Os cortes nos orçamentos da Agência Nacional de Energia Elétrica (Aneel) e da Empresa de Pesquisa Energética (EPE) são ameaças extremamente preocupantes para as condições de sustentabilidade do setor elétrico brasileiro. Não só dificultam o trabalho dessas instituições em bases técnicas, como aumentam a sua vulnerabilidade, aumentando o risco de captura política de suas funções.

No caso da Aneel, o corte foi determinado por meio de portaria do Ministério do Planejamento e Orçamento publicada no início de março que retirou R$213 milhões dos valores alocados aos órgãos reguladores federais.

Quanto à EPE, a informação do seu presidente, Thiago Prado, é de que houve um corte de 65% no valor destinado à empresa neste ano. Com isso, dificilmente essas instituições poderão dispor dos instrumentos mínimos necessários para o cumprimento de suas atribuições, conforme suas competências.

Essas iniciativas são ainda mais preocupantes num contexto em que o Congresso Nacional procura ocupar, de maneira totalmente inadequada, o papel do planejador, bem como enfraquecer o trabalho regulatório.

No caso do planejamento, um dos casos mais emblemáticos foi a inclusão, na lei da privatização da Eletrobras, da determinação de contratação de 8 GW de térmicas com alta inflexibilidade em locais que não dispõem de gás natural.

Como já se discutiu amplamente nos últimos anos, esses projetos não fazem sentido seja do ponto de vista econômico como técnico.
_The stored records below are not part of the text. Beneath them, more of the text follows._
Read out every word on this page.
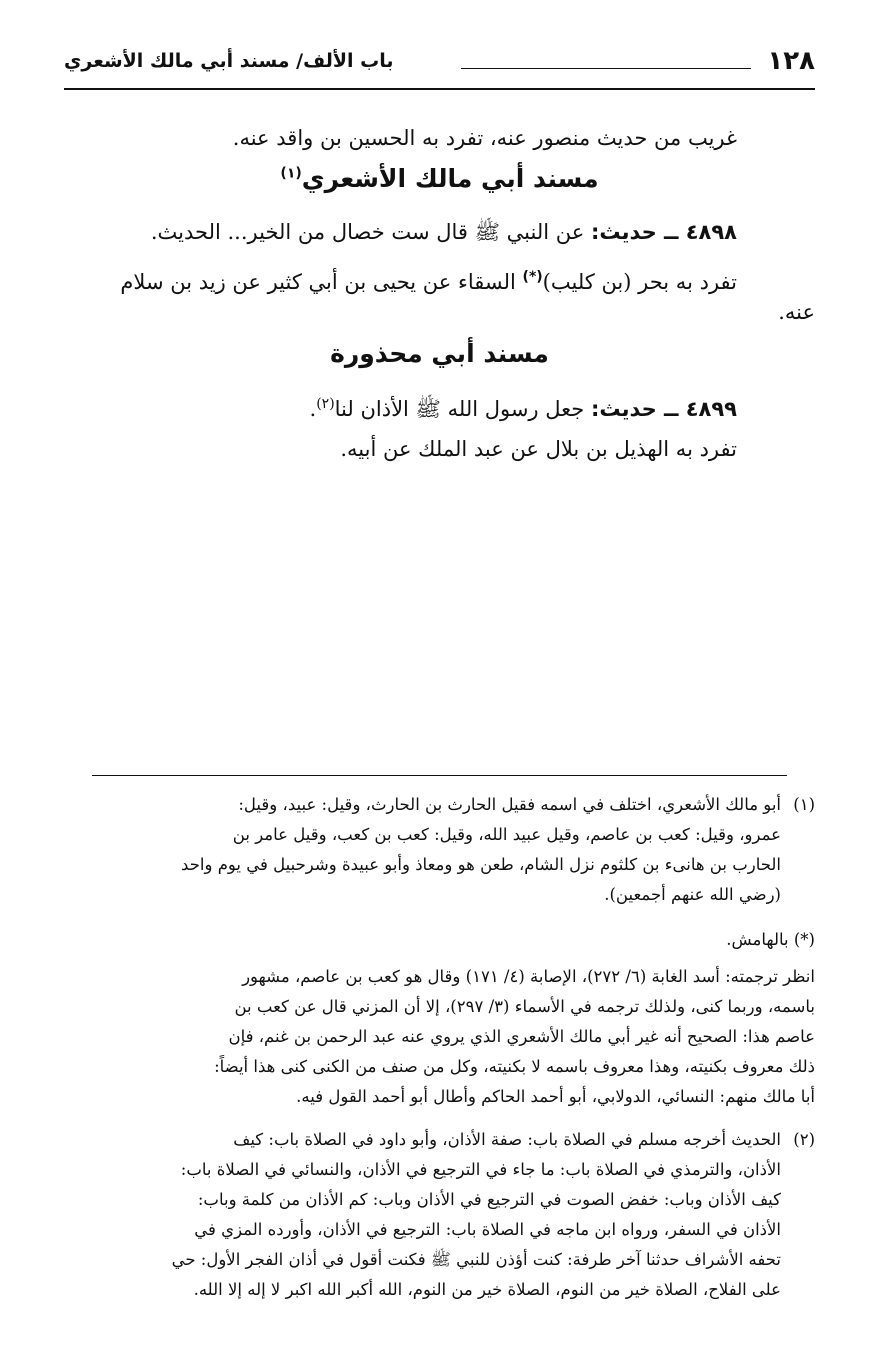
١٢٨
باب الألف/ مسند أبي مالك الأشعري
غريب من حديث منصور عنه، تفرد به الحسين بن واقد عنه.
مسند أبي مالك الأشعري$^{(١)}$
٤٨٩٨ ــ حديث: عن النبي ﷺ قال ست خصال من الخير... الحديث.
تفرد به بحر (بن كليب)(*) السقاء عن يحيى بن أبي كثير عن زيد بن سلام
عنه.
مسند أبي محذورة
٤٨٩٩ ــ حديث: جعل رسول الله ﷺ الأذان لنا$^{(٢)}$.
تفرد به الهذيل بن بلال عن عبد الملك عن أبيه.
(١)
أبو مالك الأشعري، اختلف في اسمه فقيل الحارث بن الحارث، وقيل: عبيد، وقيل:
عمرو، وقيل: كعب بن عاصم، وقيل عبيد الله، وقيل: كعب بن كعب، وقيل عامر بن
الحارب بن هانىء بن كلثوم نزل الشام، طعن هو ومعاذ وأبو عبيدة وشرحبيل في يوم واحد
(رضي الله عنهم أجمعين).
(*) بالهامش.
انظر ترجمته: أسد الغابة (٦/ ٢٧٢)، الإصابة (٤/ ١٧١) وقال هو كعب بن عاصم، مشهور
باسمه، وربما كنى، ولذلك ترجمه في الأسماء (٣/ ٢٩٧)، إلا أن المزني قال عن كعب بن
عاصم هذا: الصحيح أنه غير أبي مالك الأشعري الذي يروي عنه عبد الرحمن بن غنم، فإن
ذلك معروف بكنيته، وهذا معروف باسمه لا بكنيته، وكل من صنف من الكنى كنى هذا أيضاً:
أبا مالك منهم: النسائي، الدولابي، أبو أحمد الحاكم وأطال أبو أحمد القول فيه.
(٢)
الحديث أخرجه مسلم في الصلاة باب: صفة الأذان، وأبو داود في الصلاة باب: كيف
الأذان، والترمذي في الصلاة باب: ما جاء في الترجيع في الأذان، والنسائي في الصلاة باب:
كيف الأذان وباب: خفض الصوت في الترجيع في الأذان وباب: كم الأذان من كلمة وباب:
الأذان في السفر، ورواه ابن ماجه في الصلاة باب: الترجيع في الأذان، وأورده المزي في
تحفه الأشراف حدثنا آخر طرفة: كنت أؤذن للنبي ﷺ فكنت أقول في أذان الفجر الأول: حي
على الفلاح، الصلاة خير من النوم، الصلاة خير من النوم، الله أكبر الله اكبر لا إله إلا الله.
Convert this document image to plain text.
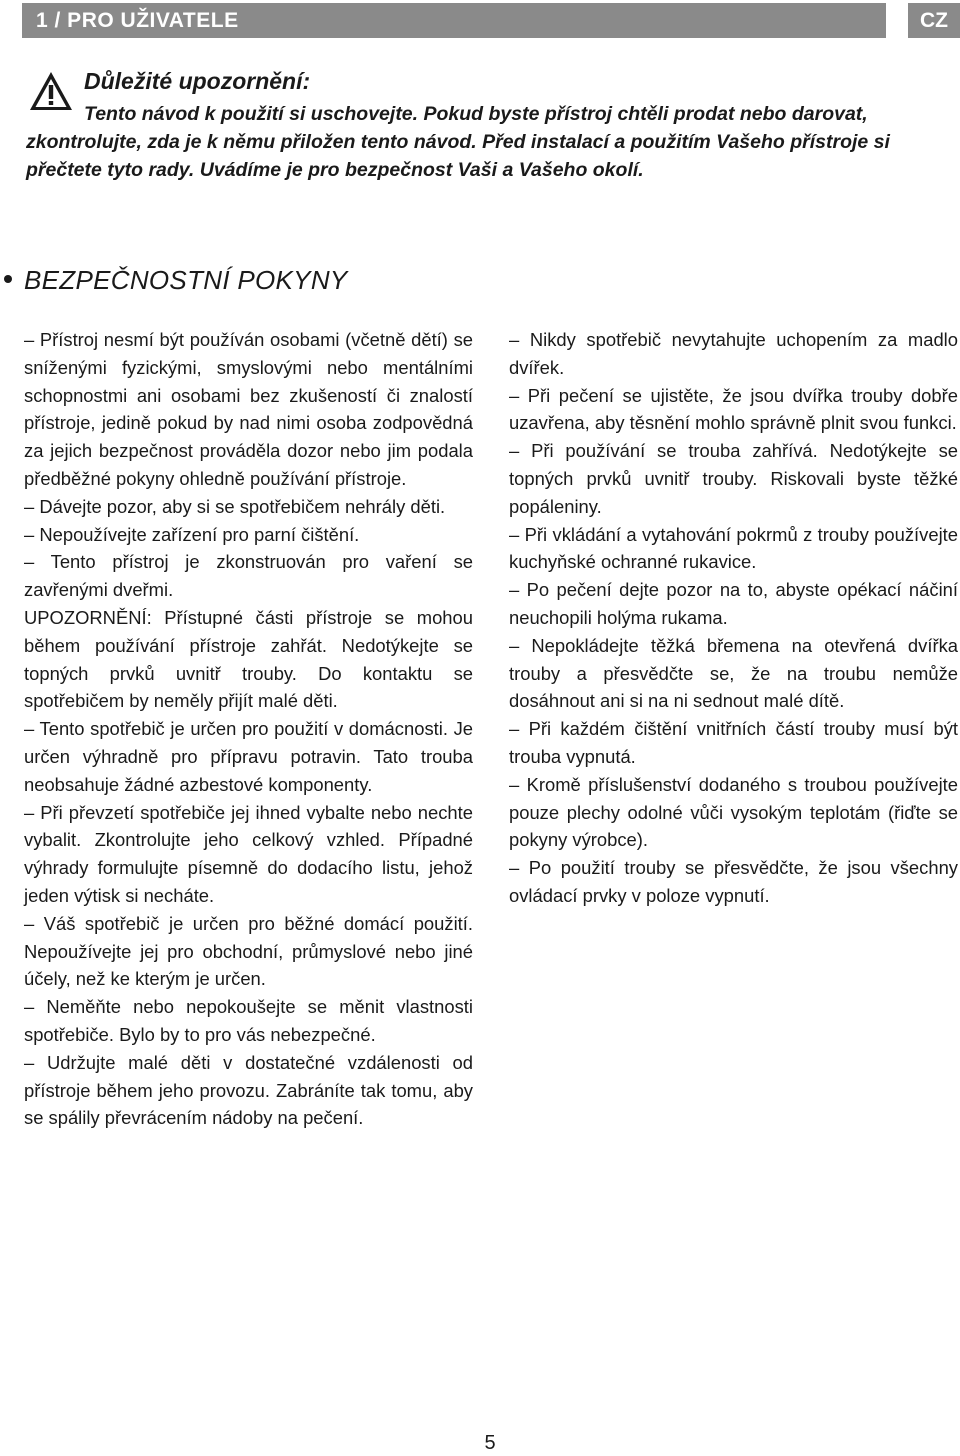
1 / PRO UŽIVATELE	CZ
Důležité upozornění:

Tento návod k použití si uschovejte. Pokud byste přístroj chtěli prodat nebo darovat, zkontrolujte, zda je k němu přiložen tento návod. Před instalací a použitím Vašeho přístroje si přečtete tyto rady. Uvádíme je pro bezpečnost Vaši a Vašeho okolí.

BEZPEČNOSTNÍ POKYNY

– Přístroj nesmí být používán osobami (včetně dětí) se sníženými fyzickými, smyslovými nebo mentálními schopnostmi ani osobami bez zkušeností či znalostí přístroje, jedině pokud by nad nimi osoba zodpovědná za jejich bezpečnost prováděla dozor nebo jim podala předběžné pokyny ohledně používání přístroje.

– Dávejte pozor, aby si se spotřebičem nehrály děti.

– Nepoužívejte zařízení pro parní čištění.

– Tento přístroj je zkonstruován pro vaření se zavřenými dveřmi.

UPOZORNĚNÍ: Přístupné části přístroje se mohou během používání přístroje zahřát. Nedotýkejte se topných prvků uvnitř trouby. Do kontaktu se spotřebičem by neměly přijít malé děti.

– Tento spotřebič je určen pro použití v domácnosti. Je určen výhradně pro přípravu potravin. Tato trouba neobsahuje žádné azbestové komponenty.

– Při převzetí spotřebiče jej ihned vybalte nebo nechte vybalit. Zkontrolujte jeho celkový vzhled. Případné výhrady formulujte písemně do dodacího listu, jehož jeden výtisk si necháte.

– Váš spotřebič je určen pro běžné domácí použití. Nepoužívejte jej pro obchodní, průmyslové nebo jiné účely, než ke kterým je určen.

– Neměňte nebo nepokoušejte se měnit vlastnosti spotřebiče. Bylo by to pro vás nebezpečné.

– Udržujte malé děti v dostatečné vzdálenosti od přístroje během jeho provozu. Zabráníte tak tomu, aby se spálily převrácením nádoby na pečení.

– Nikdy spotřebič nevytahujte uchopením za madlo dvířek.

– Při pečení se ujistěte, že jsou dvířka trouby dobře uzavřena, aby těsnění mohlo správně plnit svou funkci.

– Při používání se trouba zahřívá. Nedotýkejte se topných prvků uvnitř trouby. Riskovali byste těžké popáleniny.

– Při vkládání a vytahování pokrmů z trouby používejte kuchyňské ochranné rukavice.

– Po pečení dejte pozor na to, abyste opékací náčiní neuchopili holýma rukama.

– Nepokládejte těžká břemena na otevřená dvířka trouby a přesvědčte se, že na troubu nemůže dosáhnout ani si na ni sednout malé dítě.

– Při každém čištění vnitřních částí trouby musí být trouba vypnutá.

– Kromě příslušenství dodaného s troubou používejte pouze plechy odolné vůči vysokým teplotám (řiďte se pokyny výrobce).

– Po použití trouby se přesvědčte, že jsou všechny ovládací prvky v poloze vypnutí.

5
Afinal, além do custo muito superior ao de outras alternativas disponíveis para a expansão do parque gerador brasileiro, o setor elétrico precisa justamente do aumento da flexibilidade, não do contrário.

Quanto ao regulador, vale lembrar a tentativa, no início do ano passado, de emenda parlamentar do deputado Danilo Forte (União/CE)  à medida provisória 1.154/23, que alterava a lei das agências, transferindo o poder normativo dos diretores para secretarias e conselhos ligados aos ministérios.

E essa não foi uma ameaça isolada: o aumento da fragilidade dos reguladores e da ingerência política nos setores regulados estão na pauta de diversos parlamentares.

O fato é que ambas as iniciativas vão na contramão da tendência mundial em favor órgãos de planejamento e reguladores com perfil técnico, que garantam uma evolução adequada do setor elétrico, a atração de investimentos e, no limite, condições adequadas para que o consumidor disponha da energia em condições minimamente competitivas.

Se há questionamentos quanto à qualidade do trabalho desses órgãos, certamente isso pode ser discutido, desde que nos fóruns adequados. Enfraquecê-los, por outro lado, só aumentará a sua vulnerabilidade, ameaçando, no final das contas, a própria sustentabilidade do setor elétrico brasileiro.

Carlos Faria é diretor-presidente da Associação Nacional dos Consumidores de Energia (Anace).